The rest of the family, some to work, some to play, and some to run errands, had been dismissed into the large outside.
The big house was tranquil.

The afternoon sun, which had got round to the kitchen window, blazed in there through a fringe of icicles that hung from the low eaves of the kitchen roof, and sent a long strip of bright prismatic rays across the floor and through the door on to the rag carpet under the dining-room table.

Ever and anon, as the ladies sewed, the sound of sleigh-bells came to them, distant, then nearer, then near, with the trotting of horses' feet as they passed the house, then again more distant.

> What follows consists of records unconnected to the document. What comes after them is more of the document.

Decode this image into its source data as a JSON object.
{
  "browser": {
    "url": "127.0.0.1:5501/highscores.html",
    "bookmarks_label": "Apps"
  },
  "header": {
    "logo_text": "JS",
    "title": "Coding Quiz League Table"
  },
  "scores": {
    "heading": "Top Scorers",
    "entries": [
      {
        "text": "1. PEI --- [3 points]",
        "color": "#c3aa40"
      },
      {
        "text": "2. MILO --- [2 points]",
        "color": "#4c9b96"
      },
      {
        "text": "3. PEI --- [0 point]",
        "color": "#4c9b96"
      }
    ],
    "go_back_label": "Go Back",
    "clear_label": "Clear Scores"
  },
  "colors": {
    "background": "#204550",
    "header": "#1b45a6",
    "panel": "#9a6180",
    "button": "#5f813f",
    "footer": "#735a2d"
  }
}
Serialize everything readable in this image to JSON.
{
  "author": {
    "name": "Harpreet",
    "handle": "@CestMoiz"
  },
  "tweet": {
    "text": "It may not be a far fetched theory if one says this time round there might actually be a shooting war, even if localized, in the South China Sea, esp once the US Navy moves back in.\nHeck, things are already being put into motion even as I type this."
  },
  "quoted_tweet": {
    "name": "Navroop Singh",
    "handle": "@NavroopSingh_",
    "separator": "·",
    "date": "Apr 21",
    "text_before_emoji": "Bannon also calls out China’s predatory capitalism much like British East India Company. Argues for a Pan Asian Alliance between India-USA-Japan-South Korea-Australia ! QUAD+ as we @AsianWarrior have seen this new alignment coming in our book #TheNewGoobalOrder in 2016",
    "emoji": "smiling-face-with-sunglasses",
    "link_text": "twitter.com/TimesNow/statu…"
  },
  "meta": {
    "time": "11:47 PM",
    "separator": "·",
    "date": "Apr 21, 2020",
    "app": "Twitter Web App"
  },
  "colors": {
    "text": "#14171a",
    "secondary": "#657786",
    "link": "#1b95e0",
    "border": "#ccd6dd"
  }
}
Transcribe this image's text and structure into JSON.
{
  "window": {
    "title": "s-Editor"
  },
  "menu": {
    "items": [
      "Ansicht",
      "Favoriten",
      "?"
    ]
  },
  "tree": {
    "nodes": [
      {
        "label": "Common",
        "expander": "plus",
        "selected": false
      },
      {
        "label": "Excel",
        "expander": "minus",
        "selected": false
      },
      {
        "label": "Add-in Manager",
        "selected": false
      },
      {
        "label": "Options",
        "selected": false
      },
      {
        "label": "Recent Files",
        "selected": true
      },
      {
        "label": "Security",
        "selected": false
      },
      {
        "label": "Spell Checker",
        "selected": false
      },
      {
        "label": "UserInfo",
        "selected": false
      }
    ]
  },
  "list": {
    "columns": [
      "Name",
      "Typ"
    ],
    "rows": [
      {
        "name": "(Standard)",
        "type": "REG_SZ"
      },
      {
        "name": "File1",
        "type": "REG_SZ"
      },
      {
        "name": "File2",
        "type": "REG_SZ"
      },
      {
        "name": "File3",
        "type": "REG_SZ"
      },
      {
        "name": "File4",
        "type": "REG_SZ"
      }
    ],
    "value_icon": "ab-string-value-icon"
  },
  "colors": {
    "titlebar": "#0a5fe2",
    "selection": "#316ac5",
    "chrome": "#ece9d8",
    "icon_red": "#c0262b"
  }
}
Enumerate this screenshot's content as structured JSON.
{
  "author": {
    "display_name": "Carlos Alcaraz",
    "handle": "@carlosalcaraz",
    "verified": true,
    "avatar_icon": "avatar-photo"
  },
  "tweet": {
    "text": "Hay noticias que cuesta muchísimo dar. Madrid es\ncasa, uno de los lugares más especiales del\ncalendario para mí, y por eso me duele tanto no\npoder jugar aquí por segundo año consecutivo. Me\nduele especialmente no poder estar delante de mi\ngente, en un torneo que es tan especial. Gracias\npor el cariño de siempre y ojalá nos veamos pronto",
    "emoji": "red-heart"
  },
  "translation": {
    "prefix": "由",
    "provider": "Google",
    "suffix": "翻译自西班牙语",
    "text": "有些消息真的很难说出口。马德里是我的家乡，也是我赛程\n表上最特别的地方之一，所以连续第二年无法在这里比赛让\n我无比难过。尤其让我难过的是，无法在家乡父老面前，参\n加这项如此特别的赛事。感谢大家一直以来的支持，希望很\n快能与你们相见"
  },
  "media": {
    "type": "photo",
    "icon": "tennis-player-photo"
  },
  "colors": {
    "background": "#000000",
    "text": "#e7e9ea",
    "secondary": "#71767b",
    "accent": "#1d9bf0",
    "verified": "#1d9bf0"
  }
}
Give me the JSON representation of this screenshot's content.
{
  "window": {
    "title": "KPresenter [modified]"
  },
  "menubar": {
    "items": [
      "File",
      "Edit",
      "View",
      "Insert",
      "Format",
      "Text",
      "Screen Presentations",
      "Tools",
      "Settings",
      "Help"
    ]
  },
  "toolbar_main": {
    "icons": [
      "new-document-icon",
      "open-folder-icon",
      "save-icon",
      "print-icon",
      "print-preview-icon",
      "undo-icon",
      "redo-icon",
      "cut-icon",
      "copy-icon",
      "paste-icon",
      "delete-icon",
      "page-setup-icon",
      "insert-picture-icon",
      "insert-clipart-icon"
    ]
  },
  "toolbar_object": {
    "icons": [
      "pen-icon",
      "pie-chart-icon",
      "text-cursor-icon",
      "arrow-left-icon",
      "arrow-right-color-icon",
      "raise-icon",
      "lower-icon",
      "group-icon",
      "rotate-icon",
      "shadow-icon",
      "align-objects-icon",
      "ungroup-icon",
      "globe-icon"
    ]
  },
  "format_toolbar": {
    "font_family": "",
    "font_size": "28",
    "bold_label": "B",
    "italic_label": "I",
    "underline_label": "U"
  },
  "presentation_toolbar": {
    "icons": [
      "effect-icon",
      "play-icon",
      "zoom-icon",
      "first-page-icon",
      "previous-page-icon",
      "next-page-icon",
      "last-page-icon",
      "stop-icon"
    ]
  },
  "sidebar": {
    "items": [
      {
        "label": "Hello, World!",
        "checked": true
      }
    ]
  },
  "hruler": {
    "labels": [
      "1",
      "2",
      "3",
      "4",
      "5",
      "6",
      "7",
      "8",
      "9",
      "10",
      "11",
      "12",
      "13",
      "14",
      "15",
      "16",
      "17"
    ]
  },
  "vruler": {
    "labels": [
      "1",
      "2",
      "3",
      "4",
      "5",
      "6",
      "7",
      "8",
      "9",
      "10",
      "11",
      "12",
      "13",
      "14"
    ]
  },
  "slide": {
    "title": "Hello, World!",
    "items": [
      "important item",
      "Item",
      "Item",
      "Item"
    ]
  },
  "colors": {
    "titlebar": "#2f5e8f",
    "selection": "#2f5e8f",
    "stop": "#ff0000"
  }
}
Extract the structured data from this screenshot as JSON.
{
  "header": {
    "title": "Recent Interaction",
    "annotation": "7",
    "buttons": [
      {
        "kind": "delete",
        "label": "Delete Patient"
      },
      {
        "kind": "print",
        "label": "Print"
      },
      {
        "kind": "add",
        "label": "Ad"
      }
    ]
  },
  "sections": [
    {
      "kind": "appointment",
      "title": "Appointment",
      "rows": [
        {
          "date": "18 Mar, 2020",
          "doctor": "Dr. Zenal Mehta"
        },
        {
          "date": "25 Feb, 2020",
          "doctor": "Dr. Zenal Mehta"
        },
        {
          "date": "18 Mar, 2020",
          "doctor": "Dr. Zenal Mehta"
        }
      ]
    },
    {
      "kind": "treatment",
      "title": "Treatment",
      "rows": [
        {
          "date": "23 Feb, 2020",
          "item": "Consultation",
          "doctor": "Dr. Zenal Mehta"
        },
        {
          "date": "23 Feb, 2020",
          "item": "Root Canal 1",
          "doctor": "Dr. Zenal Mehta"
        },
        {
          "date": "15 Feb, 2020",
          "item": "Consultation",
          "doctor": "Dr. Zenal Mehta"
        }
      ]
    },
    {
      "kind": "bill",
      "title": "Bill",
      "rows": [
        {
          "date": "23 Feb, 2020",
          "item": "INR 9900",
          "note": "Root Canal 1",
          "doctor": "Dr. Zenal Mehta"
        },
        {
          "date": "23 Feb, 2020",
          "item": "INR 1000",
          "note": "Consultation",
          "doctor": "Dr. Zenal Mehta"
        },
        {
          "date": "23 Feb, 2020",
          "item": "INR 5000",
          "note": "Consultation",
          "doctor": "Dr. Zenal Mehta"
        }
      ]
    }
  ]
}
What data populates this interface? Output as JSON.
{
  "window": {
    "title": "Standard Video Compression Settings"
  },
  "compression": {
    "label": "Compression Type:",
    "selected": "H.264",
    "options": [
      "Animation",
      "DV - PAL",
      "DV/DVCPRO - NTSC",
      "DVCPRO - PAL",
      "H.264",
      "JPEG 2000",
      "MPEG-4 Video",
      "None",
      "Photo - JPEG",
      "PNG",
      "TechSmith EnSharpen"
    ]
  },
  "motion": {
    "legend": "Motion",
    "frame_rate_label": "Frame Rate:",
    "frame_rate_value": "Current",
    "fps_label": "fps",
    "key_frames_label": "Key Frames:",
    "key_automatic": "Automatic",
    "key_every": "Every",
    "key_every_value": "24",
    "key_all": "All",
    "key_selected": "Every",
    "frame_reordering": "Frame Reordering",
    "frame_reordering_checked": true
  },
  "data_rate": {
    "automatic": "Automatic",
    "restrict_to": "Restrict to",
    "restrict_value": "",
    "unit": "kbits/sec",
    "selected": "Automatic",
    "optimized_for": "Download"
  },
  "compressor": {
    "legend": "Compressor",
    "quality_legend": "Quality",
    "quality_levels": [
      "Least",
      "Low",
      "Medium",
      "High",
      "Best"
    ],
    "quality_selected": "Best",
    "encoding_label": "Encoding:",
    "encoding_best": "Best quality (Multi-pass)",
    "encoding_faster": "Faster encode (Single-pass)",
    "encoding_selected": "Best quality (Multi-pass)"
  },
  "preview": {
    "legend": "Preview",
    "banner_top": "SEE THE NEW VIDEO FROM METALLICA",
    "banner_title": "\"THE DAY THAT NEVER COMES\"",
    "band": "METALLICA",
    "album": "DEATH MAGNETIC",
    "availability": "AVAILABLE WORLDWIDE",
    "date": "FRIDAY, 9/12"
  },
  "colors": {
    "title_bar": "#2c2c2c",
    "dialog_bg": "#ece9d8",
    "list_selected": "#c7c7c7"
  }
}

The dining-room window faced the road, but one could not see through it without standing upright.
"Mamma," said Sophia, "it is quite clear we can never make an ordinary servant out of Eliza; but if we try to be companionable to her we may help her to learn what she needs to learn, and make her more willing to stay with us." It was Mrs.Rexford's way never to approach a subject gradually in speech.

If her mind went through the process ordinarily manifested in introductory remarks it slipped through it swiftly and silently, and her speech darted into the heart of the subject, or skipped about and hit it on all sides at once.
"Ah, but I told her again and again, Sophia, to say 'miss' to the girls.
She either didn't hear, or she forgot, or she wouldn't understand.